Thin films and nanostructures are of increasing interest both for applications and from a fundamental point of view. Using molecular beam epitaxy we grow heterostructures of B20 transition metal silicides and germanides (MnSi, MnGe, FeGe, etc.) as well as superconductors and helical magnets. We are interested in the magnetic and transport properties of low dimensional structures and in proximity effects at the interface between superconductors and magnets. We aim to expand the skyrmion phase to a large region of the magnetic phase diagram and investigate the coupling between skyrmions and Abrikosov vortices.
For spintronic applications nanostructures of the functional materials are mandatory. Therefore, it is necessary to grow epitaxial thin films of high morphological quality and a surface roughness in the order of nanometers. In collaboration with the Physikalisch-Technische Bundesanstalt (PTB) nanostructures are precisely prepared using electron lithography. This allows for transport measurements in well-defined geometry and for investigation of surface and interface effects.
Many transition metal silicides have a crystal structure with a lack of inversion center regarding the magnetic ions. In theses systems the Dzyaloshinskii-Moriya interaction generates a helical spin structure, the chirality of which is coupled to the absolute crystal structure. From small angle neutron scattering and magnetization measurements the magnetic phase diagram of such systems can be determined and, thus, general concepts of chiral symmetries being very common in nature can be investigated. These projects are conducted in collaboration with the St.-Petersburg Nuclear Physics Institute and the Helmholtz Center Geesthacht.
The investigation of the intrinsic properties of materials is often connected to preferably perfect single crystals.
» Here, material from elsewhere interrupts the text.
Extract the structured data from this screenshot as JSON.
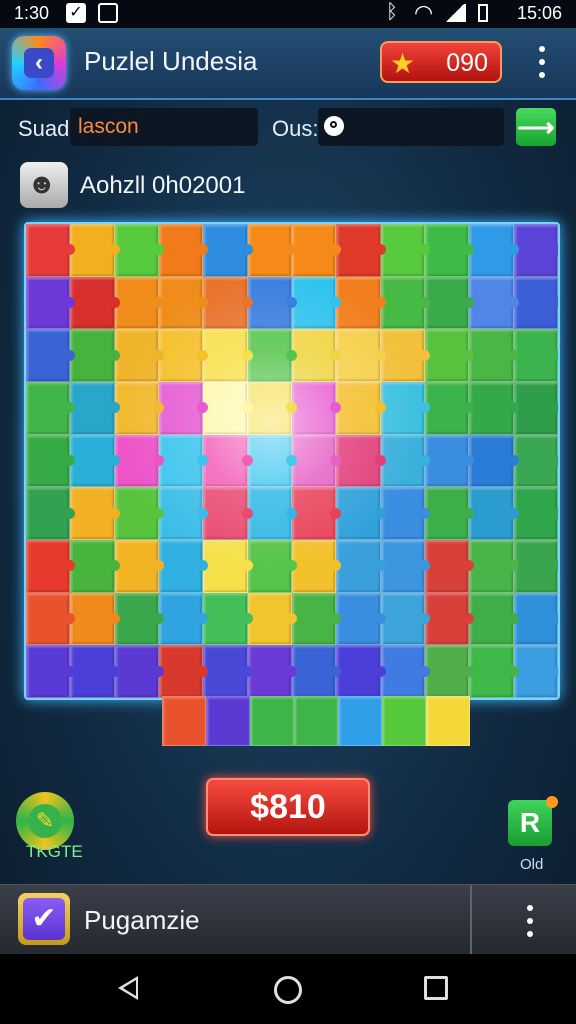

Many intermetallic compounds can be synthesized by the tri-arc Czochralski crystal-growth method, in which electric arcs are set off using commercial welding equipment and heat up the melt in a water-cooled copper crucible. The temperature can be controlled via the electric power of the arcs.
In a first step, the starting materials are stoichiometrically weighted out and pre-melted by a single-arc melter resulting in a polycrystalline button of the aimed compound. Afterwards, a single crystal is grown from the melt in the tri-arc Czochralski setup. We produce single-crystalline species of MnSi, Fe1-xCoxSi, Fe1-xMnxSi, but also Co8Zn6+yMn8-y-zFez and perform transport and susceptibility measurements.
The binary compound FeSi has for a long time be regarded as first Kondo insulator, where the local magnetic moments are carried by d-electrons and not, as commonly, by f-electrons. However, using highly-resolved photoemission and optical spectroscopy the investigation of the electronic correlations in this material clearly reveals that FeSi is rather to be described within a band model and that electronic self-energy leads to renormalization of the density of states.